Trump will appear on prime-time host Sean Hannity’s show next Monday, the network announced on Wednesday. The interview will mark Trump’s first Fox appearance since September 2022, according to the Media Matters database. Fox weekend host Mark Levin let slip on his radio show the day before that he will also interview Trump the following Sunday.
Trump’s return to the network that served as his personal propaganda organ during his presidency follows a stormy month that led some observers to question whether the Fox-Trump relationship had suffered an irrevocable rupture.
Filings in Dominion Voting System’s $1.6 billion lawsuit against Fox revealed in late February that Rupert Murdoch, Fox’s co-founder and the head of its parent company, had said in a deposition that he never believed Trump’s claims that the 2020 election had been stolen from him and privately bashed the then-president as “increasingly mad.”
Trump responded to those revelations with a series of posts on his Truth Social platform in which he described Fox as a “RINO network” and Murdoch as a “MAGA Hating Globalist RINO,” and called on Murdoch to “apologize to his viewers and readers for his ridiculous defense of the 2020 Presidential Election.”
Meanwhile, members of Trump’s orbit complained to Semafor that he had been hit with a “soft ban” from Fox, and Florida Gov.

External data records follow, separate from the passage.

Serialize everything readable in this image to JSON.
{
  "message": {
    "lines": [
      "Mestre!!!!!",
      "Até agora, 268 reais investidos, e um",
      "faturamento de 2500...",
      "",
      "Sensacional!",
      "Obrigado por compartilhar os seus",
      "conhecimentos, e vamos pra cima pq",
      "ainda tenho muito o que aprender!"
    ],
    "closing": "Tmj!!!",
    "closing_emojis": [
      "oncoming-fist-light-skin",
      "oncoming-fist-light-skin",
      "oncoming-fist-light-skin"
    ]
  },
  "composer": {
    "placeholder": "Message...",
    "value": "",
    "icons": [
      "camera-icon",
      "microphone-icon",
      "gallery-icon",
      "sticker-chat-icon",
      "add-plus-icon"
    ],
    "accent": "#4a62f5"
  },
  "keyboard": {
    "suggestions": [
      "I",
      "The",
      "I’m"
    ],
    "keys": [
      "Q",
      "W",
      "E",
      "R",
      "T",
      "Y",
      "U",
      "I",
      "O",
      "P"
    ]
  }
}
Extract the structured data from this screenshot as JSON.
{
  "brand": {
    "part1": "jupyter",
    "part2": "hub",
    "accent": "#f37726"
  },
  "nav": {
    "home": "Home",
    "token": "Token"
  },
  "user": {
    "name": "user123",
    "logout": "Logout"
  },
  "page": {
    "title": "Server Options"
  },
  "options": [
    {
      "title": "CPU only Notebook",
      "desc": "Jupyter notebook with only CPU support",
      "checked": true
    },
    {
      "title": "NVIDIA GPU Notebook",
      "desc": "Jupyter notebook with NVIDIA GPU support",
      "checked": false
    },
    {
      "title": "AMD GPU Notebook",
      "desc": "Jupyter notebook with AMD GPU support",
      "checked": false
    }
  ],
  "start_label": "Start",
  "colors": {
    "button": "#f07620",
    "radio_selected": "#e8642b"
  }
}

Ron DeSantis, a potential Republican candidate for president and network favorite, received more weekly mentions than Trump for the first time this year as Fox personalities touted his new book and his nascent campaign.
But while Fox and Trump have often squabbled like this over the years, each side gets far too much benefit from their partnership to permanently break it. Fox provides Trump with a tool to reach his supporters and craft his message, while his iron grip on the Republican voters who constitute its audience makes him invaluable to Fox.

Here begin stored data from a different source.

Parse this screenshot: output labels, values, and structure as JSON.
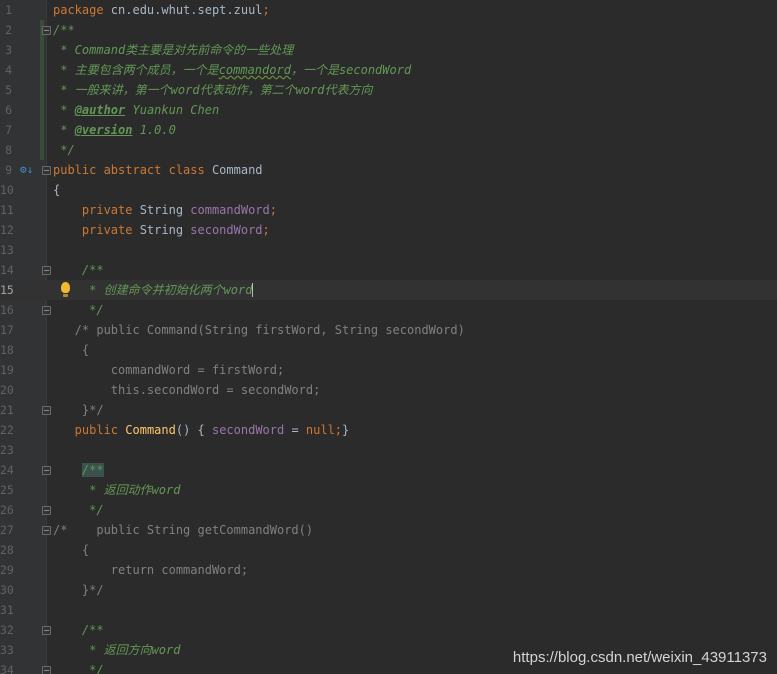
{
  "editor": {
    "current_line": "15",
    "lines": [
      {
        "n": "1",
        "t": [
          [
            "k",
            "package"
          ],
          [
            "p",
            " cn.edu.whut.sept.zuul"
          ],
          [
            "k",
            ";"
          ]
        ]
      },
      {
        "n": "2",
        "t": [
          [
            "d",
            "/**"
          ]
        ]
      },
      {
        "n": "3",
        "t": [
          [
            "d",
            " * Command类主要是对先前命令的一些处理"
          ]
        ]
      },
      {
        "n": "4",
        "t": [
          [
            "d",
            " * 主要包含两个成员，一个是"
          ],
          [
            "du",
            "commandord"
          ],
          [
            "d",
            "，一个是secondWord"
          ]
        ]
      },
      {
        "n": "5",
        "t": [
          [
            "d",
            " * 一般来讲，第一个word代表动作，第二个word代表方向"
          ]
        ]
      },
      {
        "n": "6",
        "t": [
          [
            "d",
            " * "
          ],
          [
            "dt",
            "@author"
          ],
          [
            "d",
            " Yuankun Chen"
          ]
        ]
      },
      {
        "n": "7",
        "t": [
          [
            "d",
            " * "
          ],
          [
            "dt",
            "@version"
          ],
          [
            "d",
            " 1.0.0"
          ]
        ]
      },
      {
        "n": "8",
        "t": [
          [
            "d",
            " */"
          ]
        ]
      },
      {
        "n": "9",
        "t": [
          [
            "k",
            "public abstract class"
          ],
          [
            "p",
            " Command"
          ]
        ]
      },
      {
        "n": "10",
        "t": [
          [
            "p",
            "{"
          ]
        ]
      },
      {
        "n": "11",
        "t": [
          [
            "k",
            "    private"
          ],
          [
            "p",
            " String "
          ],
          [
            "f",
            "commandWord"
          ],
          [
            "k",
            ";"
          ]
        ]
      },
      {
        "n": "12",
        "t": [
          [
            "k",
            "    private"
          ],
          [
            "p",
            " String "
          ],
          [
            "f",
            "secondWord"
          ],
          [
            "k",
            ";"
          ]
        ]
      },
      {
        "n": "13",
        "t": []
      },
      {
        "n": "14",
        "t": [
          [
            "d",
            "    /**"
          ]
        ]
      },
      {
        "n": "15",
        "t": [
          [
            "d",
            "     * 创建命令并初始化两个word"
          ]
        ]
      },
      {
        "n": "16",
        "t": [
          [
            "d",
            "     */"
          ]
        ]
      },
      {
        "n": "17",
        "t": [
          [
            "c",
            "   /* public Command(String firstWord, String secondWord)"
          ]
        ]
      },
      {
        "n": "18",
        "t": [
          [
            "c",
            "    {"
          ]
        ]
      },
      {
        "n": "19",
        "t": [
          [
            "c",
            "        commandWord = firstWord;"
          ]
        ]
      },
      {
        "n": "20",
        "t": [
          [
            "c",
            "        this.secondWord = secondWord;"
          ]
        ]
      },
      {
        "n": "21",
        "t": [
          [
            "c",
            "    }*/"
          ]
        ]
      },
      {
        "n": "22",
        "t": [
          [
            "k",
            "   public"
          ],
          [
            "p",
            " "
          ],
          [
            "fn",
            "Command"
          ],
          [
            "p",
            "() { "
          ],
          [
            "f",
            "secondWord"
          ],
          [
            "p",
            " = "
          ],
          [
            "k",
            "null;"
          ],
          [
            "p",
            "}"
          ]
        ]
      },
      {
        "n": "23",
        "t": []
      },
      {
        "n": "24",
        "t": [
          [
            "p",
            "    "
          ],
          [
            "dh",
            "/**"
          ]
        ]
      },
      {
        "n": "25",
        "t": [
          [
            "d",
            "     * 返回动作word"
          ]
        ]
      },
      {
        "n": "26",
        "t": [
          [
            "d",
            "     */"
          ]
        ]
      },
      {
        "n": "27",
        "t": [
          [
            "c",
            "/*    public String getCommandWord()"
          ]
        ]
      },
      {
        "n": "28",
        "t": [
          [
            "c",
            "    {"
          ]
        ]
      },
      {
        "n": "29",
        "t": [
          [
            "c",
            "        return commandWord;"
          ]
        ]
      },
      {
        "n": "30",
        "t": [
          [
            "c",
            "    }*/"
          ]
        ]
      },
      {
        "n": "31",
        "t": []
      },
      {
        "n": "32",
        "t": [
          [
            "d",
            "    /**"
          ]
        ]
      },
      {
        "n": "33",
        "t": [
          [
            "d",
            "     * 返回方向word"
          ]
        ]
      },
      {
        "n": "34",
        "t": [
          [
            "d",
            "     */"
          ]
        ]
      }
    ],
    "fold_lines": [
      "2",
      "9",
      "14",
      "16",
      "21",
      "24",
      "26",
      "27",
      "32",
      "34"
    ],
    "change_marker_lines": [
      "2",
      "3",
      "4",
      "5",
      "6",
      "7",
      "8"
    ],
    "gutter_icon": {
      "line": "9",
      "icon": "implemented-overridden-icon",
      "glyph": "⚙↓"
    },
    "intention_icon": {
      "line": "15",
      "icon": "lightbulb-icon"
    }
  },
  "watermark": "https://blog.csdn.net/weixin_43911373"
}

As we’ve seen with past instances in which observers claimed that Fox had abandoned Trump, the prospect of external attacks on the former president sent the network scurrying back into his camp. Fox hosts have spent this week furiously defending Trump after he claimed that Manhattan District Attorney Alvin Bragg’s probe of his alleged role in a $130,000 hush-money payment made to porn actor Stormy Daniels shortly before the 2020 election was about to lead to his arrest. Meanwhile, new polling showed Trump holding a dominant position in the GOP primary.

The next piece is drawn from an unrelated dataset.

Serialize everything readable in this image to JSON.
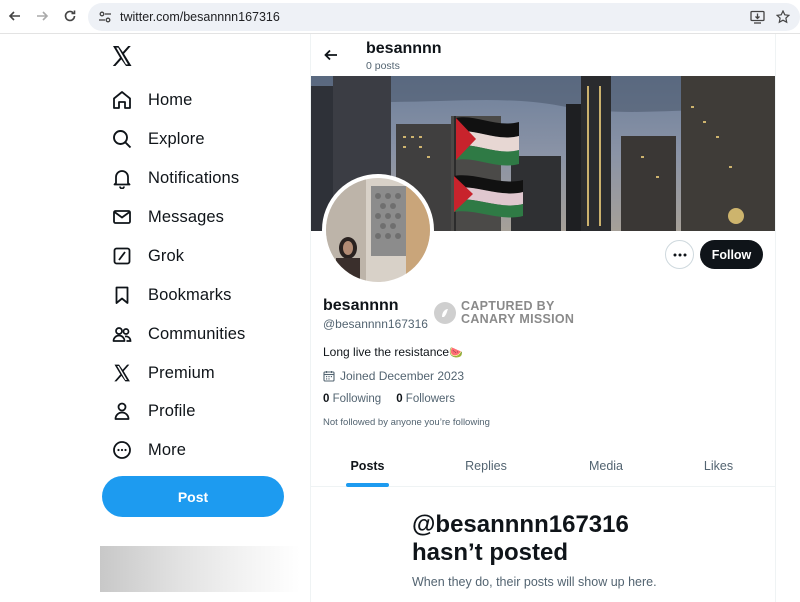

Trump’s Fox interviews will provide him with opportunities to get his message out without facing critical questions. Hannity is effectively a Trump political operative and was so influential during his administration that White House staffers reportedly described him as the shadow chief of staff. And Levin was an architect of Trump’s election subversion plan and among the staunchest supporters of his effort to remain in office after losing.
Attention from Fox, the most trusted outlet on the right, can be critical in Republican primaries. No one knows that better than Trump; in 2016, his romp to the nomination was helped by more than 49 hours of interview airtime on the network (including more than 17 hours on Hannity), more than twice as much as any other candidate.